U.S. legislators threaten aid cut to Honduras over deaths

A young man stands beside the coffin of Honduran journalist Saira Fabiola Almendarez, murdered on March 2, 2012.

Story highlights

  • 19 journalists have been killed in Honduras since 2010
  • Groups accuse the government of providing impunity for the killers
  • Some U.S. lawmakers are also calling for action
  • The Honduran government says it is working hard to solve the cases

A group of U.S. lawmakers is calling for a halt in aid to Honduras until the government there makes progress in investigating a rash of journalist deaths in the past two years.

Ninety-four members of Congress signed a letter to Secretary of State Hillary Clinton Monday, proposing a cutoff to all military and police aid until the issue of human rights violations in Honduras are addressed.

Local human rights groups say Honduras will remain one of the deadliest countries for journalists as long as there is impunity for their murderers, pointing to the deaths of 19 journalists since President Porfirio Lobo Sosa took office in January 2010.

The latest calls for action come after the killing of radio host Fausto Valle in northern Honduras this week. His attackers killed him with machetes.

Human rights activists say that the government moves too slowly, and has failed to bring perpetrators to justice for the killings.

"Under this level of impunity, logically the killings will continue if the government does not show resolve a criminal investigation, an investigation that has so many shortcomings that you know it will not determine and will not find the people who committed these killings nor the masterminds behind it," said Wilfredo Mendez, coordinator for the Center for Investigation and Promotion of Human Rights in Honduras.

The groups say the government's lack of results is part of a bigger effort to squeeze media outlets and stifle freedom of the press.

    The government denies the accusations.

    "The president is absolutely not wanting to restrict the freedom of expression or pass decrees that go against this," said Miguel Angel Bonilla, the minister of communications.

    He cited a recent meeting between government officials and representatives from the Inter-American Press Association.

    "They have seen that the president's will is to solve these crimes.

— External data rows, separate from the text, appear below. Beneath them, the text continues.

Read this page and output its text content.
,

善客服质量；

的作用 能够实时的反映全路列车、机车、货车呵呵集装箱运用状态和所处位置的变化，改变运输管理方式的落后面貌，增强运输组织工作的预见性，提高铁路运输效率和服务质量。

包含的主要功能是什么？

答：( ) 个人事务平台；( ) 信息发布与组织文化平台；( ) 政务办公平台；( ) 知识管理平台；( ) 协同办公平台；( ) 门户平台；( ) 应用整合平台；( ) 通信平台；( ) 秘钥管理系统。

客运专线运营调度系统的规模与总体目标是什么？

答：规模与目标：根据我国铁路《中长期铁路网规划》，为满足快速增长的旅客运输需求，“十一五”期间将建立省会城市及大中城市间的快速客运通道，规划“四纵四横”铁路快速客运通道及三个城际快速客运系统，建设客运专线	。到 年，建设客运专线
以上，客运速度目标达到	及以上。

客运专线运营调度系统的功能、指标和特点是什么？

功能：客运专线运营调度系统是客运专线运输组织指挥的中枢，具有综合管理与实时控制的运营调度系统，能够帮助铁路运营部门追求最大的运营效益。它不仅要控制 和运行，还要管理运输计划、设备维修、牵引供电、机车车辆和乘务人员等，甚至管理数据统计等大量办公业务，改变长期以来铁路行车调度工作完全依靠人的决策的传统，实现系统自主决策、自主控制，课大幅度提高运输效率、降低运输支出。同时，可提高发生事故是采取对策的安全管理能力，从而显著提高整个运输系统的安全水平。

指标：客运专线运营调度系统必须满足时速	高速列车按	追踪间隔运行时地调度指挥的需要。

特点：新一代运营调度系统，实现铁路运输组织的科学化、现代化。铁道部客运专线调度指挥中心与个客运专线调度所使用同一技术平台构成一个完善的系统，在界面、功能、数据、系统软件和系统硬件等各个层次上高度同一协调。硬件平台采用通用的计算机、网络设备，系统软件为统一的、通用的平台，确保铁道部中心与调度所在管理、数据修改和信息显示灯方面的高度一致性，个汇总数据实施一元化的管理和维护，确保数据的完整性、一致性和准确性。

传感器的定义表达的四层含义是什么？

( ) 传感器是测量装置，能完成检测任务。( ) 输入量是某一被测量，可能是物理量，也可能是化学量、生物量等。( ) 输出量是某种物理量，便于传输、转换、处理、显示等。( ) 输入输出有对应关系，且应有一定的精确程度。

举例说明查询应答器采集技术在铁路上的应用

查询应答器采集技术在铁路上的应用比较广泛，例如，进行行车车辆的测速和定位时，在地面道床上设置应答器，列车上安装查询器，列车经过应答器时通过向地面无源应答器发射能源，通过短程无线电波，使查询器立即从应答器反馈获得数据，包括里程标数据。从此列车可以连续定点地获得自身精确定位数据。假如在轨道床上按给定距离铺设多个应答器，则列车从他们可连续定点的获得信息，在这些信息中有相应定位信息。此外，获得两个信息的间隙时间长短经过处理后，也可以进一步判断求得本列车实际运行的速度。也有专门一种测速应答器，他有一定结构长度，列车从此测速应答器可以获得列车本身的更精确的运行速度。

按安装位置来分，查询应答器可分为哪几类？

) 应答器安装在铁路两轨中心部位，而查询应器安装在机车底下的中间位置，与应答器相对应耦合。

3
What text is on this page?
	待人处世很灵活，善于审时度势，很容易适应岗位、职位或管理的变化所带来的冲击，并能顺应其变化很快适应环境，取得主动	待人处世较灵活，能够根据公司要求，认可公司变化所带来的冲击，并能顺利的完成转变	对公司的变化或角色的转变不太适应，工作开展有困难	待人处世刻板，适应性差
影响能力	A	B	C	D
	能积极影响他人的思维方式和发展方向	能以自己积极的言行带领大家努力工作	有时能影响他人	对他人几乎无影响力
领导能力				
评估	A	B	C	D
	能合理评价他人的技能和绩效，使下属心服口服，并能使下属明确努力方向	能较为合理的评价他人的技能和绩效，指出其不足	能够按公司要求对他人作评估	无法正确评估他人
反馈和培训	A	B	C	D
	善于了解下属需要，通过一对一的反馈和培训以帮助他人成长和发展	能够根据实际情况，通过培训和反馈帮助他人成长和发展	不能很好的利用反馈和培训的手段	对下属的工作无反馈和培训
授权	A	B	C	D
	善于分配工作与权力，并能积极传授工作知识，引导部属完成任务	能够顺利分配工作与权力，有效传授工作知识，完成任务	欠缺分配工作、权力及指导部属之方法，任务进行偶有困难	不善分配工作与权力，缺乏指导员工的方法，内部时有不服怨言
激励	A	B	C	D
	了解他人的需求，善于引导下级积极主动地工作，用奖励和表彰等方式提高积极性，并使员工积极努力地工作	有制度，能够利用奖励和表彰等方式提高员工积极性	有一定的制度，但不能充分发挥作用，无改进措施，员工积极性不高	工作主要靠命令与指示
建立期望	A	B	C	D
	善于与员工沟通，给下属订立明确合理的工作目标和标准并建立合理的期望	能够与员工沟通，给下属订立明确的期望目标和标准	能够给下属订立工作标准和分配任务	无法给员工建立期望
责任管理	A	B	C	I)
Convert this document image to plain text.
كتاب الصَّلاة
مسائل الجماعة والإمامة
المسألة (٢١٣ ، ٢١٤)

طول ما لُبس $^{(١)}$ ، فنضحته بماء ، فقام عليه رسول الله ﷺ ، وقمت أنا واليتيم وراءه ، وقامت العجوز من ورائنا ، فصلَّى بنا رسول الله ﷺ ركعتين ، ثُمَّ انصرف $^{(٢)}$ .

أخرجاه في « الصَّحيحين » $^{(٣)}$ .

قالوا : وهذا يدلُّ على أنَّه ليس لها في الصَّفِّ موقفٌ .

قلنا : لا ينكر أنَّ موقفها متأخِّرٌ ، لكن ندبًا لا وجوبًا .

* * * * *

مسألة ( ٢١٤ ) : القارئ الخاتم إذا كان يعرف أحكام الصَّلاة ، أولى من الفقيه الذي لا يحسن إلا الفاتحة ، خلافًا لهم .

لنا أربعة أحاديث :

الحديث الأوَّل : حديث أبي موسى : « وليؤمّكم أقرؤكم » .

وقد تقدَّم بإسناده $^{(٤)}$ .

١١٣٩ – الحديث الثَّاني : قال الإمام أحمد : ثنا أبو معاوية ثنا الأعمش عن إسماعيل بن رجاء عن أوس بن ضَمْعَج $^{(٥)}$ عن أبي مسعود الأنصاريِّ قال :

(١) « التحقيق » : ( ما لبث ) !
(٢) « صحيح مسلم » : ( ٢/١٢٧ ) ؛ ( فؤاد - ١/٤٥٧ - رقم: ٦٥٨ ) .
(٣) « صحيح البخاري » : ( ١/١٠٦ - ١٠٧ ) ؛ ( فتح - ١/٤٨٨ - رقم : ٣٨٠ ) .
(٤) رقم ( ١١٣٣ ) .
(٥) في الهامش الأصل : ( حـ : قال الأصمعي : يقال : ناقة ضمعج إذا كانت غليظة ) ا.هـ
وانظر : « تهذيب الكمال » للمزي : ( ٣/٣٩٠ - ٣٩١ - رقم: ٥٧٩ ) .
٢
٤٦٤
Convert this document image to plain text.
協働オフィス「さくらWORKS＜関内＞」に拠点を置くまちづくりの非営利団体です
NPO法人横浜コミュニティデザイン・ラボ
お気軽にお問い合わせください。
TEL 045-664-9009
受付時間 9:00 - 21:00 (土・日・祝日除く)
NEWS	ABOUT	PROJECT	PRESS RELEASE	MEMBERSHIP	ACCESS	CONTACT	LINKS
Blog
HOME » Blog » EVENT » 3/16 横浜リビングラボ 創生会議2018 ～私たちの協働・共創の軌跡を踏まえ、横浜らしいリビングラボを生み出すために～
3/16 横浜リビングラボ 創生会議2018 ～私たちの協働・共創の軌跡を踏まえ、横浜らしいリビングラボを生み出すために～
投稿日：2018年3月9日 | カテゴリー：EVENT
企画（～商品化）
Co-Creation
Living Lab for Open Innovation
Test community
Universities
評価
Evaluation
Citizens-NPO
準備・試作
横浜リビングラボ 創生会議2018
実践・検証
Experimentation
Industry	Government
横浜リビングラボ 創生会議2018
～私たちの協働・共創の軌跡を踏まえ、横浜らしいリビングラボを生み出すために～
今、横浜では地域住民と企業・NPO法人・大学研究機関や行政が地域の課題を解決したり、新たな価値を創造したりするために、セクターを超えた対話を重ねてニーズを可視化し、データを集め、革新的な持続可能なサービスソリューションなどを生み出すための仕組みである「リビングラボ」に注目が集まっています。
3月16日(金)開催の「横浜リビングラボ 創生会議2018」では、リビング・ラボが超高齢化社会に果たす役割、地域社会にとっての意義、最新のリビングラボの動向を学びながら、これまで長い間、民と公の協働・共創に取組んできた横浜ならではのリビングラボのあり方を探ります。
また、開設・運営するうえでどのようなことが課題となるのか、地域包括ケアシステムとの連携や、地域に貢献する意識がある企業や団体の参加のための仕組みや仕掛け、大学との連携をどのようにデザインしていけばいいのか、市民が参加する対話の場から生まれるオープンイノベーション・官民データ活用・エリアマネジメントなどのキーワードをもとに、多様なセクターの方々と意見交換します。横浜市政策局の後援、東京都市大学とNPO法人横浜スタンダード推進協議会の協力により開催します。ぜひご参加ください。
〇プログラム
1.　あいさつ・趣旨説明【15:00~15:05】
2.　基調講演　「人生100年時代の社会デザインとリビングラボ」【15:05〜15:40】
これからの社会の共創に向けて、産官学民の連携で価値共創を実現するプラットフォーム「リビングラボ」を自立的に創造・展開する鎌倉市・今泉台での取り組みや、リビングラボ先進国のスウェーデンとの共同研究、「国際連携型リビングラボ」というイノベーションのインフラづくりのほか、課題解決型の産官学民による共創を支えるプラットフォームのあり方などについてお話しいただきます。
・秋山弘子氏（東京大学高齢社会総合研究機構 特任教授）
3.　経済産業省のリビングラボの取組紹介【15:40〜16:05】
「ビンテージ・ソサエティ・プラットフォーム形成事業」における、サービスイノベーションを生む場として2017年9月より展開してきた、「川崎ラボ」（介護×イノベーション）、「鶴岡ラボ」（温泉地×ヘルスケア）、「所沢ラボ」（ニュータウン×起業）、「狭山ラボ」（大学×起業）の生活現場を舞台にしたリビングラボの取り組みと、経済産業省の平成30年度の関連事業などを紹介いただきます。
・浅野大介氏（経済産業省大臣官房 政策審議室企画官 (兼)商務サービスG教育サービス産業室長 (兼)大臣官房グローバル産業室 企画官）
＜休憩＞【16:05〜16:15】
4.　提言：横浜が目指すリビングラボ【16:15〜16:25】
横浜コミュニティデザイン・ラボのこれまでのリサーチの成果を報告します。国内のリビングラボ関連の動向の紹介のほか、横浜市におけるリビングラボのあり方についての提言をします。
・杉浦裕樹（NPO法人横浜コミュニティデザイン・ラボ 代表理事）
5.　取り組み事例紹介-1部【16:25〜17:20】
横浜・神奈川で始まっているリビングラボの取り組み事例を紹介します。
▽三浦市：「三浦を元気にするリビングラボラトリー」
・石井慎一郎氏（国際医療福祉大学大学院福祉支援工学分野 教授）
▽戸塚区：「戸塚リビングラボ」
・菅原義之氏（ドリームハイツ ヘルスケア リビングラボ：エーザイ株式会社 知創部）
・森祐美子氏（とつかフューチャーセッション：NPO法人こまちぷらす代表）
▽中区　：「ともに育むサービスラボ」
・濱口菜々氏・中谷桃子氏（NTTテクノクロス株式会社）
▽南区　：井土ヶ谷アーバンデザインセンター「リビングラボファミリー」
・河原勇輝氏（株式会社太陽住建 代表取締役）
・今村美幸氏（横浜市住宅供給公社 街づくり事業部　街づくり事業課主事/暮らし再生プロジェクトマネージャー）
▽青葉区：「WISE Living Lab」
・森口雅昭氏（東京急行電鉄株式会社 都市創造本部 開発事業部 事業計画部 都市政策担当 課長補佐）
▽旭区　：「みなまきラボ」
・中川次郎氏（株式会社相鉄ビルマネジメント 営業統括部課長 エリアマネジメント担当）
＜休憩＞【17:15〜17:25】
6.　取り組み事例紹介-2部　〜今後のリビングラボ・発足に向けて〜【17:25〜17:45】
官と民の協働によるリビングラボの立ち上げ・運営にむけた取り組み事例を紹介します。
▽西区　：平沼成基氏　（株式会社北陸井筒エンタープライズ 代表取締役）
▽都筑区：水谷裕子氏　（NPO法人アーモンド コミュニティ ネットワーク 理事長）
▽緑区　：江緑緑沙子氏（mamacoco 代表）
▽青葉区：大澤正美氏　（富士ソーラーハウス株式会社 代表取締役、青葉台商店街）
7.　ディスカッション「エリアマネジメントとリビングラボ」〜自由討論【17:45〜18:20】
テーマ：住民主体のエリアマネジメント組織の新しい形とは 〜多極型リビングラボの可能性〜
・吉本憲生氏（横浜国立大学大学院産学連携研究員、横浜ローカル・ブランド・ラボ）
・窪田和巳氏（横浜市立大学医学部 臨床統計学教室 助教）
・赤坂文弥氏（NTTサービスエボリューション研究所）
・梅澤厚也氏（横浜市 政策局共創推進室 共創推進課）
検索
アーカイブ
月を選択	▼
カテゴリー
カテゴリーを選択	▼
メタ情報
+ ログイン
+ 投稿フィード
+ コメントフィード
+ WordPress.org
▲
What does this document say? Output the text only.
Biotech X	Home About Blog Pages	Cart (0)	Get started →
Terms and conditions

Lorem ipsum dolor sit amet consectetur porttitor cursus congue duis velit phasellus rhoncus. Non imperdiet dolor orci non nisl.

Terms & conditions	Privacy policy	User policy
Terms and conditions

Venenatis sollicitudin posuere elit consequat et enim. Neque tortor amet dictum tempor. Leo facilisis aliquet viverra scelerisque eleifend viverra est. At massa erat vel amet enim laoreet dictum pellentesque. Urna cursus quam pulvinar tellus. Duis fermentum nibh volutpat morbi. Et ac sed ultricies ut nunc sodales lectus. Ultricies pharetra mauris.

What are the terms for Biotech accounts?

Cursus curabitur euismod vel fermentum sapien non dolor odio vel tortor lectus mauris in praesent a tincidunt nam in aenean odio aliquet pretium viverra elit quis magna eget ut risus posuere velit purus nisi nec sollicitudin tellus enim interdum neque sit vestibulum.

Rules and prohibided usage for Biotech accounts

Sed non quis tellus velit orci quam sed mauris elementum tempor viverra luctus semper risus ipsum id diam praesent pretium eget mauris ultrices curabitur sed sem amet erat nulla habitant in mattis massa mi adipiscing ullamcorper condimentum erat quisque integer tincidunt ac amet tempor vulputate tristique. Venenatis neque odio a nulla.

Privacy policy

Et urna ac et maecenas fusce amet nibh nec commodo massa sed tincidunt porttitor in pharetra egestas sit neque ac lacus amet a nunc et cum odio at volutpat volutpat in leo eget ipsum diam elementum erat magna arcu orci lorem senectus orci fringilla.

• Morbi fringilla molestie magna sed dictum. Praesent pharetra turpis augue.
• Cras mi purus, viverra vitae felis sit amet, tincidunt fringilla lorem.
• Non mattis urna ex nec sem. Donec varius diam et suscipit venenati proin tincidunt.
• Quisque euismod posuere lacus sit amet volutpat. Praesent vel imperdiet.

We have asked for help because we have some problems in the area of investigations in our country."

    Bonilla downplayed the call by American lawmakers to restrict financial aid to the Honduran military and police.

    "It's an option that those lawmakers have, but it is not an issue that we see as an action by the people and the government of the United States against our country. We are truly working hard, President Lobo has a lot of will to see these issues improve," he said.

    According to press freedom groups, a total of 21 journalists have been killed in Honduras since 2003.

    By authorities' own count, arrests have been made in only four cases, though the motives behind the killings remain unknown.

    Worries continue as many journalists complain of threats in the course of their work, said Hector Becerra of the Committee for Free Expression.

    "Already this year we have 20 alerts that that committee put out. These 20 alerts reflect different aggressions, including threats, intimidation, and following journalists," he said.

    Valles' brutal slaying this weekend "reflects that in our country, it is definitely risky to practice journalism," he said.